Retail tenants and retail property landlords are free to reach agreements between and among one another in relation to payment holidays and/or rental discounts for tenants.

The agreements and practices may only be implemented for the sole purpose of responding to the Covid-19 national disaster. Furthermore, the exemption does not apply to any communication or agreements relating to pricing (unless specifically authorised by the Department). 

SEE: Covid-19 relief for retail landlords and tenants as competition laws eased 

Every little bit counts

 

From Virgin Active announcing they would automatically freeze memberships, to South Africans being encouraged to pay their domestic workers, even if not permanently employed – every effort helps to stem the financial backlash.

South Africa has also joined the Solidarity Fund – which is looking for monetary and non-monetary donations, encouraging citizens to come together as a nation, to look after one another.  

Individuals cannot apply for assistance from the fund, the South African government will distribute donations through various channels to achieve the fund’s goals of: prevention, detection, care, and support as the country deals with the Covid-19 pandemic.
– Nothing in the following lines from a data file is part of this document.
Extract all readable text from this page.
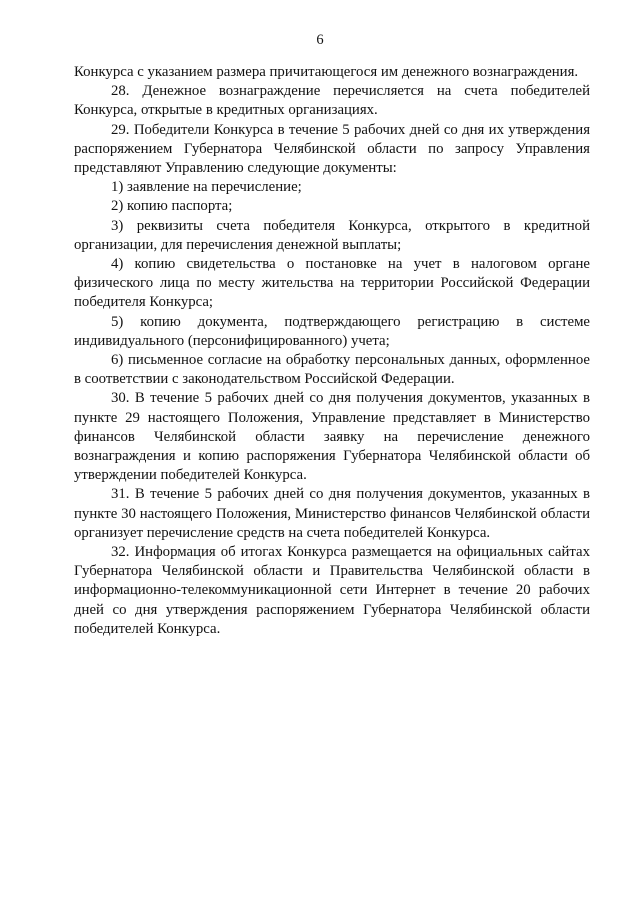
6

Конкурса с указанием размера причитающегося им денежного вознаграждения.

28. Денежное вознаграждение перечисляется на счета победителей Конкурса, открытые в кредитных организациях.

29. Победители Конкурса в течение 5 рабочих дней со дня их утверждения распоряжением Губернатора Челябинской области по запросу Управления представляют Управлению следующие документы:

1) заявление на перечисление;

2) копию паспорта;

3) реквизиты счета победителя Конкурса, открытого в кредитной организации, для перечисления денежной выплаты;

4) копию свидетельства о постановке на учет в налоговом органе физического лица по месту жительства на территории Российской Федерации победителя Конкурса;

5) копию документа, подтверждающего регистрацию в системе индивидуального (персонифицированного) учета;

6) письменное согласие на обработку персональных данных, оформленное в соответствии с законодательством Российской Федерации.

30. В течение 5 рабочих дней со дня получения документов, указанных в пункте 29 настоящего Положения, Управление представляет в Министерство финансов Челябинской области заявку на перечисление денежного вознаграждения и копию распоряжения Губернатора Челябинской области об утверждении победителей Конкурса.

31. В течение 5 рабочих дней со дня получения документов, указанных в пункте 30 настоящего Положения, Министерство финансов Челябинской области организует перечисление средств на счета победителей Конкурса.

32. Информация об итогах Конкурса размещается на официальных сайтах Губернатора Челябинской области и Правительства Челябинской области в информационно-телекоммуникационной сети Интернет в течение 20 рабочих дней со дня утверждения распоряжением Губернатора Челябинской области победителей Конкурса.
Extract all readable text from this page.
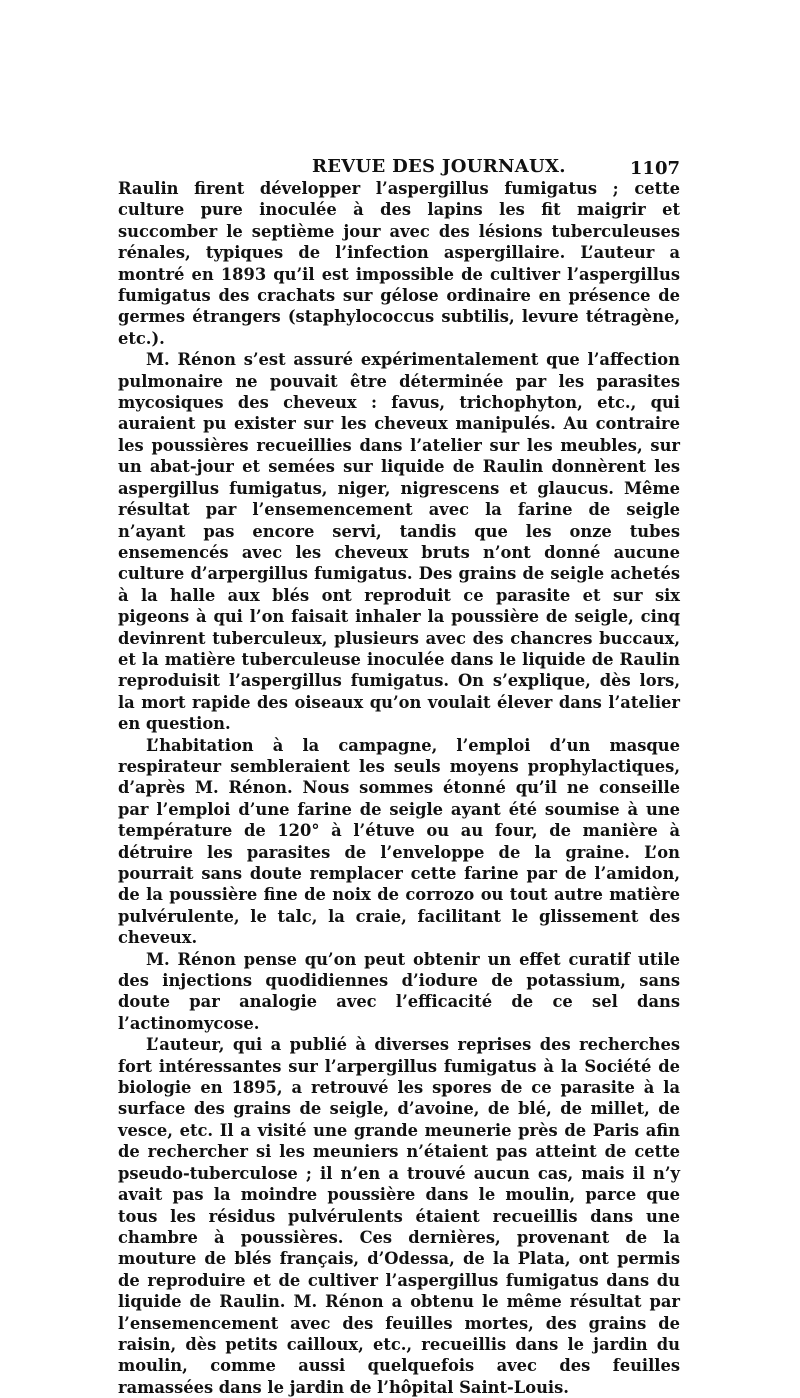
REVUE DES JOURNAUX.	1107

Raulin firent développer l’aspergillus fumigatus ; cette culture pure inoculée à des lapins les fit maigrir et succomber le septième jour avec des lésions tuberculeuses rénales, typiques de l’infection aspergillaire. L’auteur a montré en 1893 qu’il est impossible de cultiver l’aspergillus fumigatus des crachats sur gélose ordinaire en présence de germes étrangers (staphylococcus subtilis, levure tétragène, etc.).

M. Rénon s’est assuré expérimentalement que l’affection pulmonaire ne pouvait être déterminée par les parasites mycosiques des cheveux : favus, trichophyton, etc., qui auraient pu exister sur les cheveux manipulés. Au contraire les poussières recueillies dans l’atelier sur les meubles, sur un abat-jour et semées sur liquide de Raulin donnèrent les aspergillus fumigatus, niger, nigrescens et glaucus. Même résultat par l’ensemencement avec la farine de seigle n’ayant pas encore servi, tandis que les onze tubes ensemencés avec les cheveux bruts n’ont donné aucune culture d’arpergillus fumigatus. Des grains de seigle achetés à la halle aux blés ont reproduit ce parasite et sur six pigeons à qui l’on faisait inhaler la poussière de seigle, cinq devinrent tuberculeux, plusieurs avec des chancres buccaux, et la matière tuberculeuse inoculée dans le liquide de Raulin reproduisit l’aspergillus fumigatus. On s’explique, dès lors, la mort rapide des oiseaux qu’on voulait élever dans l’atelier en question.

L’habitation à la campagne, l’emploi d’un masque respirateur sembleraient les seuls moyens prophylactiques, d’après M. Rénon. Nous sommes étonné qu’il ne conseille par l’emploi d’une farine de seigle ayant été soumise à une température de 120° à l’étuve ou au four, de manière à détruire les parasites de l’enveloppe de la graine. L’on pourrait sans doute remplacer cette farine par de l’amidon, de la poussière fine de noix de corrozo ou tout autre matière pulvérulente, le talc, la craie, facilitant le glissement des cheveux.

M. Rénon pense qu’on peut obtenir un effet curatif utile des injections quodidiennes d’iodure de potassium, sans doute par analogie avec l’efficacité de ce sel dans l’actinomycose.

L’auteur, qui a publié à diverses reprises des recherches fort intéressantes sur l’arpergillus fumigatus à la Société de biologie en 1895, a retrouvé les spores de ce parasite à la surface des grains de seigle, d’avoine, de blé, de millet, de vesce, etc. Il a visité une grande meunerie près de Paris afin de rechercher si les meuniers n’étaient pas atteint de cette pseudo-tuberculose ; il n’en a trouvé aucun cas, mais il n’y avait pas la moindre poussière dans le moulin, parce que tous les résidus pulvérulents étaient recueillis dans une chambre à poussières. Ces dernières, provenant de la mouture de blés français, d’Odessa, de la Plata, ont permis de reproduire et de cultiver l’aspergillus fumigatus dans du liquide de Raulin. M. Rénon a obtenu le même résultat par l’ensemencement avec des feuilles mortes, des grains de raisin, dès petits cailloux, etc., recueillis dans le jardin du moulin, comme aussi quelquefois avec des feuilles ramassées dans le jardin de l’hôpital Saint-Louis.
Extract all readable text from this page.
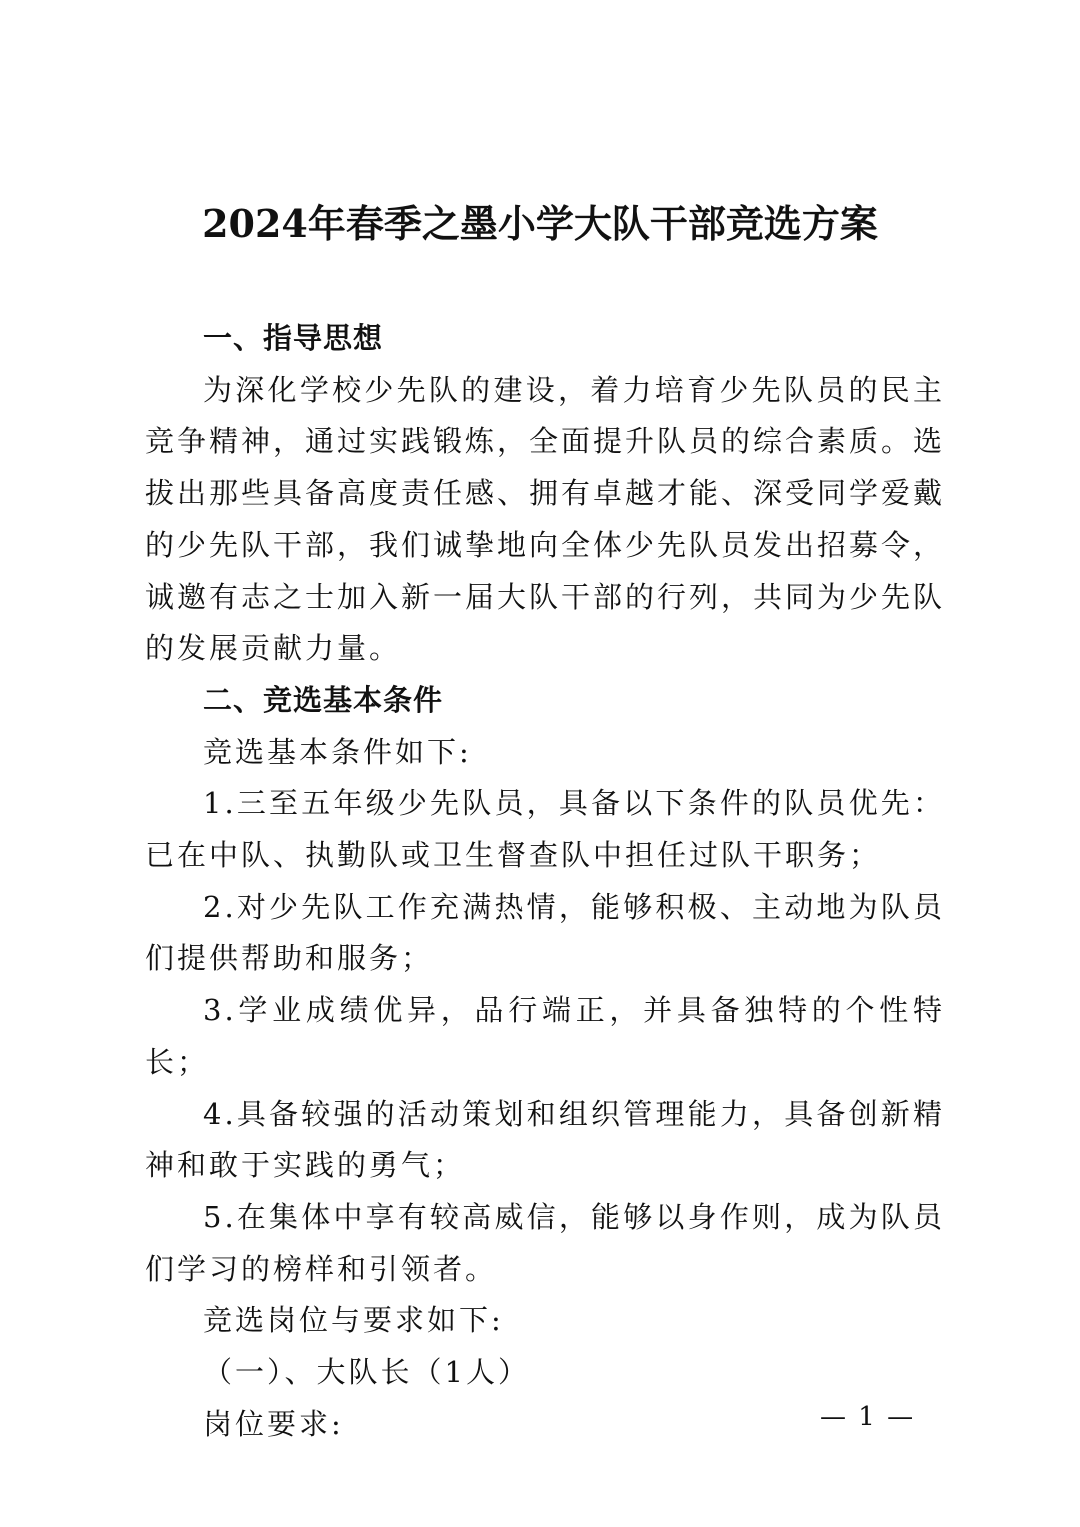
2024年春季之墨小学大队干部竞选方案

一、指导思想

为深化学校少先队的建设，着力培育少先队员的民主竞争精神，通过实践锻炼，全面提升队员的综合素质。选拔出那些具备高度责任感、拥有卓越才能、深受同学爱戴的少先队干部，我们诚挚地向全体少先队员发出招募令，诚邀有志之士加入新一届大队干部的行列，共同为少先队的发展贡献力量。

二、竞选基本条件

竞选基本条件如下:

1.三至五年级少先队员，具备以下条件的队员优先：已在中队、执勤队或卫生督查队中担任过队干职务；

2.对少先队工作充满热情，能够积极、主动地为队员们提供帮助和服务；

3.学业成绩优异，品行端正，并具备独特的个性特长；

4.具备较强的活动策划和组织管理能力，具备创新精神和敢于实践的勇气；

5.在集体中享有较高威信，能够以身作则，成为队员们学习的榜样和引领者。

竞选岗位与要求如下:

（一）、大队长（1人）

岗位要求:	— 1 —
Click here to donate.  

“As with any crisis, timing is always critical and many of these programmes are understandably still being operationalized,” says Kumaran Padayachee, Spartan SME Finance CEO.

Spartan will continue to collate its relief resource registry that any SME can tap into to assess if they can apply for relief, how to go about applying.

As a debt funder, Padayachee says Spartan knows the pain many SMEs are experiencing right now, which is why the registry also digs into analysis of each relief measure listed. 

As with the actual funds, the Covid-19 Relief Registry is a work in progress.

“Relief initiatives typically go through the phases of announcement, followed by development, and then they put the operations in motion – this includes processing applications – which is at the heart of what small business owners want to know right now,” says Padayachee.